On Thu, Mar 04, 2021 at 09:26:31AM +0800, Boqun Feng wrote:
> On Wed, Mar 03, 2021 at 03:22:46PM -0500, Alan Stern wrote:
> > Which brings us back to the case of the
> >
> > dep ; rfi
> >
> > dependency relation, where the accesses in the middle are plain and
> > non-racy. Should the LKMM be changed to allow this?
> >
>
> For this particular question, do we need to consider code as the follow?
>
> r1 = READ_ONCE(x); // f
> if (r == 1) {
> local_v = &y; // g
> do_something_a();
> }
> else {
> local_v = &y;
> do_something_b();
> }
>
> r2 = READ_ONCE(*local_v); // e
>
> , do we have the guarantee that the first READ_ONCE() happens before the
> second one? Can compiler optimize the code as:
>
> r2 = READ_ONCE(y);
> r1 = READ_ONCE(x);
Well, it can't do that because the compiler isn't allowed to reorder
volatile accesses (which includes READ_ONCE). But the compiler could
do:
r1 = READ_ONCE(x);
r2 = READ_ONCE(y);
> if (r == 1) {
> do_something_a();
> }
> else {
> do_something_b();
> }
>
> ? Although we have:
>
> f ->dep g ->rfi ->addr e
This would be an example of a problem Paul has described on several
occasions, where both arms of an "if" statement store the same value
(in this case to local_v). This problem arises even when local
variables are not involved.
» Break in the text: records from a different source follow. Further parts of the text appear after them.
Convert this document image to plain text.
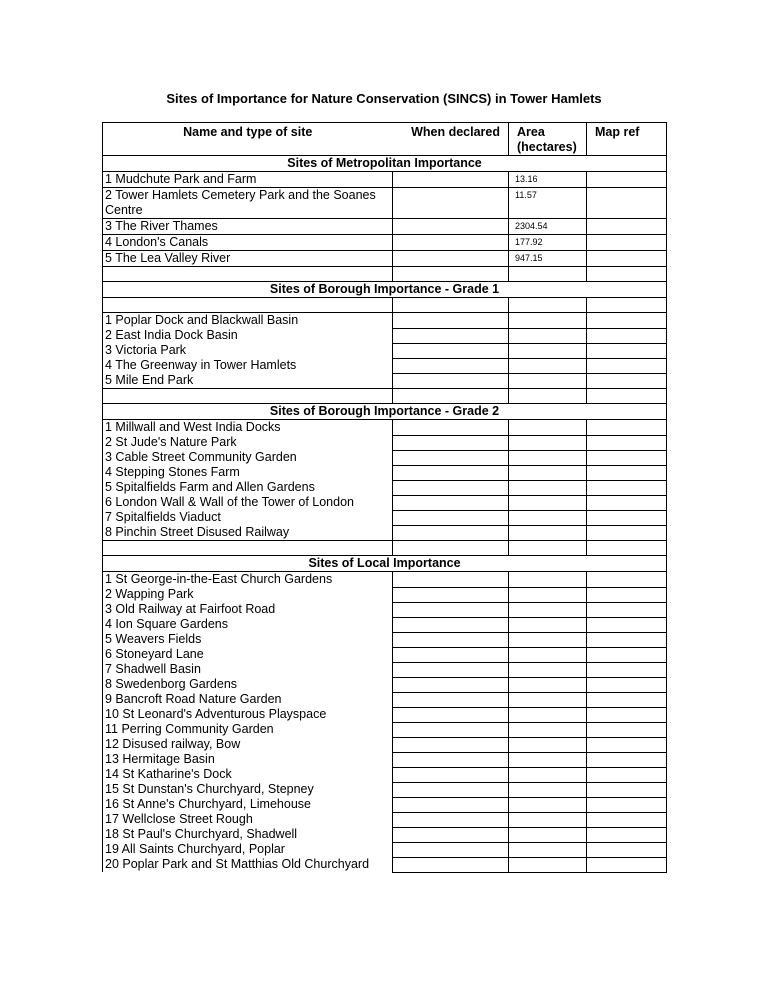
Sites of Importance for Nature Conservation (SINCS) in Tower Hamlets
Name and type of site	When declared	Area (hectares)	Map ref
Sites of Metropolitan Importance			
1 Mudchute Park and Farm		13.16	
2 Tower Hamlets Cemetery Park and the Soanes Centre		11.57	
3 The River Thames		2304.54	
4 London's Canals		177.92	
5 The Lea Valley River		947.15	

Sites of Borough Importance - Grade 1			

1 Poplar Dock and Blackwall Basin			
2 East India Dock Basin			
3 Victoria Park			
4 The Greenway in Tower Hamlets			
5 Mile End Park			

Sites of Borough Importance - Grade 2			
1 Millwall and West India Docks			
2 St Jude's Nature Park			
3 Cable Street Community Garden			
4 Stepping Stones Farm			
5 Spitalfields Farm and Allen Gardens			
6 London Wall & Wall of the Tower of London			
7 Spitalfields Viaduct			
8 Pinchin Street Disused Railway			

Sites of Local Importance			
1 St George-in-the-East Church Gardens			
2 Wapping Park			
3 Old Railway at Fairfoot Road			
4 Ion Square Gardens			
5 Weavers Fields			
6 Stoneyard Lane			
7 Shadwell Basin			
8 Swedenborg Gardens			
9 Bancroft Road Nature Garden			
10 St Leonard's Adventurous Playspace			
11 Perring Community Garden			
12 Disused railway, Bow			
13 Hermitage Basin			
14 St Katharine's Dock			
15 St Dunstan's Churchyard, Stepney			
16 St Anne's Churchyard, Limehouse			
17 Wellclose Street Rough			
18 St Paul's Churchyard, Shadwell			
19 All Saints Churchyard, Poplar			
20 Poplar Park and St Matthias Old Churchyard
For example:
if (READ_ONCE(x) == 0) {
WRITE_ONCE(y, 1);
do_a();
} else {
WRITE_ONCE(y, 1);
do_b();
}
The compiler can change this to:
r = READ_ONCE(x);
WRITE_ONCE(y, 1);
if (r == 0)
do_a();
else
do_b();
thus allowing the marked accesses to be reordered by the CPU and
breaking the apparent control dependency.
So the answer to your question is: No, we don't have this guarantee,
but the reason is because of doing the same store in both arms, not
because of the use of local variables.
Alan